#8H77V

Mam prawie 30 lat i zawsze marzyłam o macierzyństwie. Jestem obecnie w ciąży - owoc miłości, związek niemal różami usłany, więc na tej płaszczyźnie wszystko gra. Jednak ja nie czuję żadnej więzi z dzieckiem, mam wrażenie, że moja ciąża to jakaś mistyfikacja, halucynacja, urojenie. Wyobrażam sobie, że ktoś wyskakuje z kamerami i tłumaczy mi, że sobie wszyscy wokół ze mnie zadrwili i wcale nie noszę pod sercem nowego życia. Wizja porodu jest tak odrealniona, że czuję się nieswojo na samą myśl.
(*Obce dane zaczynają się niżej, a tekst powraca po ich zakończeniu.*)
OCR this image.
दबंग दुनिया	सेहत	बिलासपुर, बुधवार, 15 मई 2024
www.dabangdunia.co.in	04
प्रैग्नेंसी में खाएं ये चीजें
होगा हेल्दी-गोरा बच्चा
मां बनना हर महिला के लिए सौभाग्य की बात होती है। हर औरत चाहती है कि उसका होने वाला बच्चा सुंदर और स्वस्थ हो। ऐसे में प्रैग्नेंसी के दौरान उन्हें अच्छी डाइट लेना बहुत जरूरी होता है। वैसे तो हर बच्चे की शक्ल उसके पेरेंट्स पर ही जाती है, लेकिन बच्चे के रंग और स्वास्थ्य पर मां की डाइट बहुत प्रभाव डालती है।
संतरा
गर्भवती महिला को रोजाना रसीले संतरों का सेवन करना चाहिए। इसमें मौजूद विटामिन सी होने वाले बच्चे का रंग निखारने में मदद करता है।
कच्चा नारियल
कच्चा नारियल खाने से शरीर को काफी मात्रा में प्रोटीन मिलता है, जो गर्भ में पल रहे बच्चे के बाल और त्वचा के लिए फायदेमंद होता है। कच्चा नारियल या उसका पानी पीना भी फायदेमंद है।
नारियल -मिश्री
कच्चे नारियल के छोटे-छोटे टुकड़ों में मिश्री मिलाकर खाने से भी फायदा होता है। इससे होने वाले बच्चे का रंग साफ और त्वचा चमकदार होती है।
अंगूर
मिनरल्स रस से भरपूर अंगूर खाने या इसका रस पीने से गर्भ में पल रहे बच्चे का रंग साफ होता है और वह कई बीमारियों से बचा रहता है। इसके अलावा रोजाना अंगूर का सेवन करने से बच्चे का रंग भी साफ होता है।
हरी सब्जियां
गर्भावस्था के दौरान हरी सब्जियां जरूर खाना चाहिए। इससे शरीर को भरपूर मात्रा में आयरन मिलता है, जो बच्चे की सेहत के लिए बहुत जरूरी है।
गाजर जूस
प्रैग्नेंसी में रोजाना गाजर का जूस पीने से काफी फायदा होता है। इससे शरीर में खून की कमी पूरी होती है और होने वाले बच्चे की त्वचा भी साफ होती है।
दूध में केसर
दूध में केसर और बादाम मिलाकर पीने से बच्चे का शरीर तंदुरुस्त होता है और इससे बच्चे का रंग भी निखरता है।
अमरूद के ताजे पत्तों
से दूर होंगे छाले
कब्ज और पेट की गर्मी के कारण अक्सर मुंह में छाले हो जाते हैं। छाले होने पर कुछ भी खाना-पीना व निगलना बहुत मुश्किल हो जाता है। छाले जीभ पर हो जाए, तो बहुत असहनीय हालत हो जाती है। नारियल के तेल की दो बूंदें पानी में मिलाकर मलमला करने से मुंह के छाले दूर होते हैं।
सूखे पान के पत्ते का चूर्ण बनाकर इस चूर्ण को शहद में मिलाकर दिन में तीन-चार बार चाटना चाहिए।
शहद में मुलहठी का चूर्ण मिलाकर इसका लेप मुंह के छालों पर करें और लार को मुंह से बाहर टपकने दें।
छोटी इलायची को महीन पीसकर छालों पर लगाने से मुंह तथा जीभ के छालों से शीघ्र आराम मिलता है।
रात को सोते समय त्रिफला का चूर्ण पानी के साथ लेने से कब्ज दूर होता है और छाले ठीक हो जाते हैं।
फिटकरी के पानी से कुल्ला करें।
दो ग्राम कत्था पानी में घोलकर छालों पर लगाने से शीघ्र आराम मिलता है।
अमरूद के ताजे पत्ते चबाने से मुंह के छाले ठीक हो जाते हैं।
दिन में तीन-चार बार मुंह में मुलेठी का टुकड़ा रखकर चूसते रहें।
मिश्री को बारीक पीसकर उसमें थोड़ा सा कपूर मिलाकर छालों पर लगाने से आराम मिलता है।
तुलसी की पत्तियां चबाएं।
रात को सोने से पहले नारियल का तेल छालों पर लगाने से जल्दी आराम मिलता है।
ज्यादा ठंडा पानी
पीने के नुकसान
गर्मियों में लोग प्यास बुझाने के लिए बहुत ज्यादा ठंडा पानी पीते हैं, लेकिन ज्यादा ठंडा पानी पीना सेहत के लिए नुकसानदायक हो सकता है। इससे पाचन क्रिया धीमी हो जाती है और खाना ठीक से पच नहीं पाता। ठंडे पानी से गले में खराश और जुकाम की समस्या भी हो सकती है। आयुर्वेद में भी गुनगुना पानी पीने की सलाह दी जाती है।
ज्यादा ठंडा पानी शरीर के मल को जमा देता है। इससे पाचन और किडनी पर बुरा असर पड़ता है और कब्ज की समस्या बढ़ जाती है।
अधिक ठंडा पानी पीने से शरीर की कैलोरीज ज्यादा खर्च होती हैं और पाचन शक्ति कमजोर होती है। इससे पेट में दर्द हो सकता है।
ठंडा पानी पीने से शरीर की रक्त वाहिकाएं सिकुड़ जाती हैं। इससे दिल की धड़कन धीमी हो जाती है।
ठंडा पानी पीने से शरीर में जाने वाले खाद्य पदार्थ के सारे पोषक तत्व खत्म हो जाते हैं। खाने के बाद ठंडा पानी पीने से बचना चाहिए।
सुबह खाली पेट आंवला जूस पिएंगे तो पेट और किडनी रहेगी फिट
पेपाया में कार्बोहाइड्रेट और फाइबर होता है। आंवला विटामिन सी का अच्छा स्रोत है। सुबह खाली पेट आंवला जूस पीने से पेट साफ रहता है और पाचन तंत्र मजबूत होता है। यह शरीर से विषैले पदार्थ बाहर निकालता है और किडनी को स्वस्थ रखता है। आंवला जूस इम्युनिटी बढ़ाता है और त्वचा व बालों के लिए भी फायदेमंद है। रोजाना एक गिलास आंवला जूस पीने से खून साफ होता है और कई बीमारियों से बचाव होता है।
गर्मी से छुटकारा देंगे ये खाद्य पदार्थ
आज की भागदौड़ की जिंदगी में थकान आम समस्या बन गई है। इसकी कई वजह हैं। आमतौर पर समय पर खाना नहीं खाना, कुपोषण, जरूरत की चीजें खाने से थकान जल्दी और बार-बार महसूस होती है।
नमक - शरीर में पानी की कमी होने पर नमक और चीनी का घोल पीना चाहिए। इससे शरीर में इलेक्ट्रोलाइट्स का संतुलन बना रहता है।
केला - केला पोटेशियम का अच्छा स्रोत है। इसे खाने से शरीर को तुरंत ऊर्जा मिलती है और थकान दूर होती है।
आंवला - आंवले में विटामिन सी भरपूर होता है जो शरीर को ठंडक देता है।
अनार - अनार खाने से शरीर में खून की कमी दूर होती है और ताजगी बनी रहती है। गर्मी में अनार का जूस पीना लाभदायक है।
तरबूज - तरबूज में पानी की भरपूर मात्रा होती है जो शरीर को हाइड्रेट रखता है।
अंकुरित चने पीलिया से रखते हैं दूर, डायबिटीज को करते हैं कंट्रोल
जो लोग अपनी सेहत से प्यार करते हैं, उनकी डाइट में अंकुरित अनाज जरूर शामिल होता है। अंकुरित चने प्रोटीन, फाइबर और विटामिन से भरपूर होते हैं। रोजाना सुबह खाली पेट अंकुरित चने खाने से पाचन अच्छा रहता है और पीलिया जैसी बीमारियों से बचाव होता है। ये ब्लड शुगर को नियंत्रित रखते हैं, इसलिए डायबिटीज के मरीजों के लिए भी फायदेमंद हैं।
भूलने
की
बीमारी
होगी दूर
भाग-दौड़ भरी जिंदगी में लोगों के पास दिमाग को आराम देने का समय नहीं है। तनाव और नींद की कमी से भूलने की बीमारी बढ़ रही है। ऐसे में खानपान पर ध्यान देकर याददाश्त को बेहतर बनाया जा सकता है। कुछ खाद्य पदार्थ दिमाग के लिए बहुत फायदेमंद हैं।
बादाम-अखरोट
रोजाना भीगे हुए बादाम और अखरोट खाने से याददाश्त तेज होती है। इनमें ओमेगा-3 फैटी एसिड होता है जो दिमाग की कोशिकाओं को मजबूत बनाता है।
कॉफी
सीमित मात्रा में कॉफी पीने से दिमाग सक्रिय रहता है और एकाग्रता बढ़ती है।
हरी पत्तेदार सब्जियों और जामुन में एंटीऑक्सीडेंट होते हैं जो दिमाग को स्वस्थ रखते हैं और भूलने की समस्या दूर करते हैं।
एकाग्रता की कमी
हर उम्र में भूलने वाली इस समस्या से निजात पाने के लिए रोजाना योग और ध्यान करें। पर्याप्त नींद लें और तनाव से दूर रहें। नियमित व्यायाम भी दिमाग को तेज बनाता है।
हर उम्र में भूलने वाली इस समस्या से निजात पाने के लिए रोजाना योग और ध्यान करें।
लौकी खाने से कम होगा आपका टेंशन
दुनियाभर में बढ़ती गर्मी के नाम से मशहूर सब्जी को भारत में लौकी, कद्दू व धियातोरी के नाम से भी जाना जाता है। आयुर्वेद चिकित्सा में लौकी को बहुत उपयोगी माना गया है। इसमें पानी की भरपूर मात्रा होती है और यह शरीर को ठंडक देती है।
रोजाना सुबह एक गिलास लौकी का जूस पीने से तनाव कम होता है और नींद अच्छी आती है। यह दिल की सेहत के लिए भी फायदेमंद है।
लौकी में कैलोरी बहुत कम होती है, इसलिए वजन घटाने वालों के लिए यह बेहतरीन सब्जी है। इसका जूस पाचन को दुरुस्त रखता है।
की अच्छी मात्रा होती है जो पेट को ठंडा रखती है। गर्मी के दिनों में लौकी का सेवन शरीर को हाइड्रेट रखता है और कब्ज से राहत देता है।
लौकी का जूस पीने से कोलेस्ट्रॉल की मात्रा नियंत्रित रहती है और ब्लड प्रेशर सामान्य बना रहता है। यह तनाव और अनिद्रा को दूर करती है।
Mogłabym chodzić w ciąży kolejny rok. Rodzę za 3 tygodnie.

Z tego powodu chodzę do psychologa, bo z nikim innym nie mogę się tym podzielić. Gdy próbowałam zaalarmować problem, to każdy zbywał to słowami, że to hormony, lub że odmieni mi się po porodzie.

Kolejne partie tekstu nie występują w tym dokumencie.